帰り道の途中、弟とバニラとチョコの交換を済ませたあと、白桃ソフトへと舌を伸ばす。家族の元に戻るまで待っていても良かったけど、脳が糖分を求めている感じが勝った。細かく練りこまれた桃味の粕みたいなものがざらりと舌の上に乗るのと同時に、少し濃い甘みを伝えてくる。できるだけ味わおうと口を閉じたあとも飲みこまないようにするけど、すぐに溶けていく。まあ、アイスだし仕方ないよね、なんて思いながら、隣を見やると、司郎が強引に山の上の方をこそぎとるようにしてかぶりついているのが見えた。両親たちに遠慮してちょっとずつにしていた私と違って、その類の気遣いはないみたいだった。それと同時にかぐわってくるチョコの匂い。弟がこっちを向いた。
「欲しいの」
「うん」
頷くと同時に、白桃アイスを差し出す。司郎は満足そうに、いいよ、と告げてから同じようにチョコアイスをこちらに差し出してきた。今日はやたら食べ物を交換することが多いなと思いながら、目の前にある薄茶色のソフトの山の上を舐めとる。チョコの味が広がり、すぐ先程まであった桃の味と混ざっていった。変な味だと思いつつも、ちょっとだけ得した気分になる。一方、白桃アイスのてっぺんを見れば、やや控え目に噛み付く弟の茶色い歯が目に入ってきた。

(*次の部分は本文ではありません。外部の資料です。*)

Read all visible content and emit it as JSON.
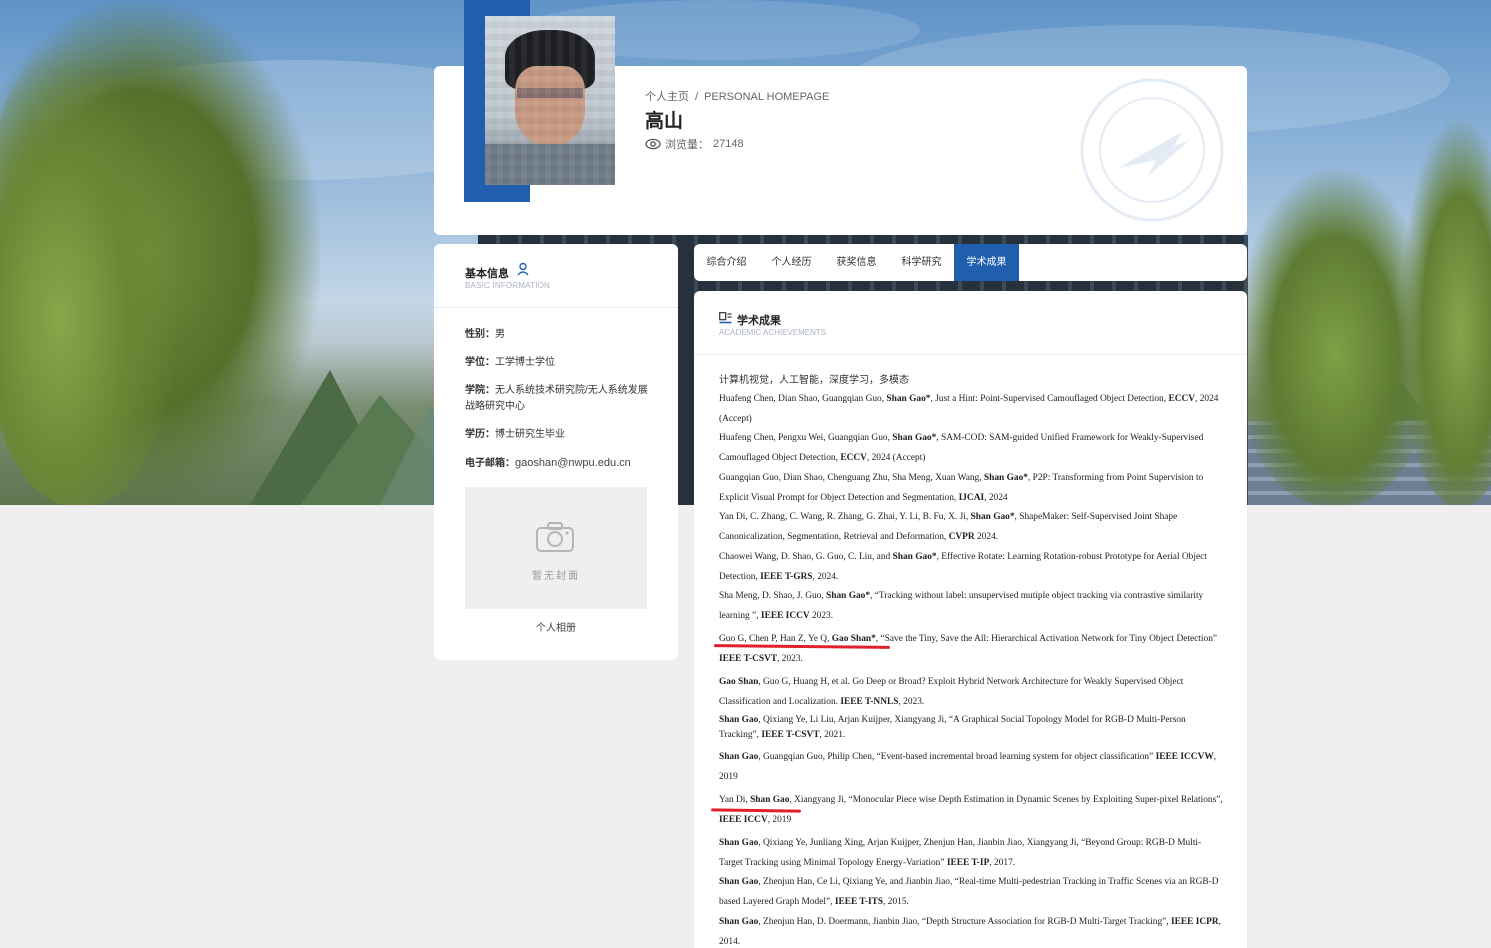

今、唇を合わせたらけっこうおいしそう。そんな気がしたけど、既に手を振ってる母といつの間にか体半分を起こした父の姿が見える位置まで来ていたので断念する。アイスを引っこめると同時に弟と目が合った。どことなく名残惜しそうな目から、きっと似たようなことを考えていたんだろうなと察する。
「チョコ、おいしかった」
「うん。そっちは」
「おいしかったよ」
とりとめのない会話を交わしながら、両親の元へと足早に向かう。段々と近づいていくにつれて、母と父の後ろに広がるこの山頂を囲うようにしてある周囲の緑の茂った山々の存在に気付く。駐車場付近にあった食堂からも似たような景色は見えていたけど、高さが違うせいかより広い範囲が視界に飛びこんできた。それを見ていると、こうして立っている私たちはとてもちっぽけなものなんだな、思えてきたけど、まあそれでもいいか、なんて考え直しているうちに両親の前にたどり着き、バニラソフトクリームを母に渡してから草原の上に腰かける。見上げると先程よりも流れる雲が増えている気がしながら、さっきの弟と同じように白桃アイスを齧った。ちょっとだけ頭がきーんとしそうだった。